I called my husband, who had run against this woman for city council a few years back. "Check this out."
He laughed, and then covered his face. "I have to be very, very selective who I tell this too. Ooo hooo."
The office women and I watched the video over and over, trying to recognize any facial tics or other signs of meth addiction to see if we could refer her to rehab, but mostly to hear her monologue. We laughed wickedly and deleted the post.
Later, I saw a congratulatory post of Kristy with the caption "Going home!". I texted Q and he said he'd gotten her into a hotel.

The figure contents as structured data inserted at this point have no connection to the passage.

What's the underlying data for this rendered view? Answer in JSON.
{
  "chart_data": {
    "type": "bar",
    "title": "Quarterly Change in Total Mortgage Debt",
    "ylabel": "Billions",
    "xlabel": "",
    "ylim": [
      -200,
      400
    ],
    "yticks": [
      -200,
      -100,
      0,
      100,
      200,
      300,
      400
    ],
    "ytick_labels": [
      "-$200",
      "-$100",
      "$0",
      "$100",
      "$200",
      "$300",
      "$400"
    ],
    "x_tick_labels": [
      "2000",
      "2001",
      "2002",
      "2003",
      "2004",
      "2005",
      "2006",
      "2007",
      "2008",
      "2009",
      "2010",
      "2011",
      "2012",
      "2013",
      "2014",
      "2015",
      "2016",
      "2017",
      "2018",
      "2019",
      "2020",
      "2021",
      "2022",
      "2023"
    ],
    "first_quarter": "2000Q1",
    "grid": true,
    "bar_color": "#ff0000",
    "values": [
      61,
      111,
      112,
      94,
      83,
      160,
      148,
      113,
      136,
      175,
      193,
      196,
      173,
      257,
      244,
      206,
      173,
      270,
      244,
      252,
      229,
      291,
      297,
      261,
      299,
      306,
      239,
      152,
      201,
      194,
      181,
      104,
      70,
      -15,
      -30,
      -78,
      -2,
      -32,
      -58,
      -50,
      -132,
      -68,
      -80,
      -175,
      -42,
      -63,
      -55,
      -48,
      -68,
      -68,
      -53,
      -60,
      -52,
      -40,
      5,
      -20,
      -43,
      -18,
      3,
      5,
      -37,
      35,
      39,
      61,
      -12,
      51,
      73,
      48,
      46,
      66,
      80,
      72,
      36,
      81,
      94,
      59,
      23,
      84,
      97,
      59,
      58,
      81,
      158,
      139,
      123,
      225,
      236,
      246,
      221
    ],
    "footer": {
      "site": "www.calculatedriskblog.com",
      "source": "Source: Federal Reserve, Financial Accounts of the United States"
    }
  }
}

Me: "What hotel? I thought the hotel program ran out of money."
Q: "It's a secret hotel."
Q: "It hasn't been officially announced. They have this hotel for homeless who need case management and qualify for housing."
Me: "Which agency is in charge of this?"
Q: "I don't know. The boss pulled strings."
Me: "Can I get my other guys into this hotel too?"
Q: "Only if they are about to be arrested."
It all came together. One of the nastier social workers downtown had bragged that she never had a problem getting homeless off the street because she only gave them three options: Go into shelter, walk away from the nice part of town, or go to jail, as if three days of incarceration held any kind of disincentive for this crew.
Kristy's "Going Home" photo was liked and retweeted for days, blonde, tan, exuberant, a stylish backpack over her shoulder as she climbed into a church van for the hotel. No one asked how she got there.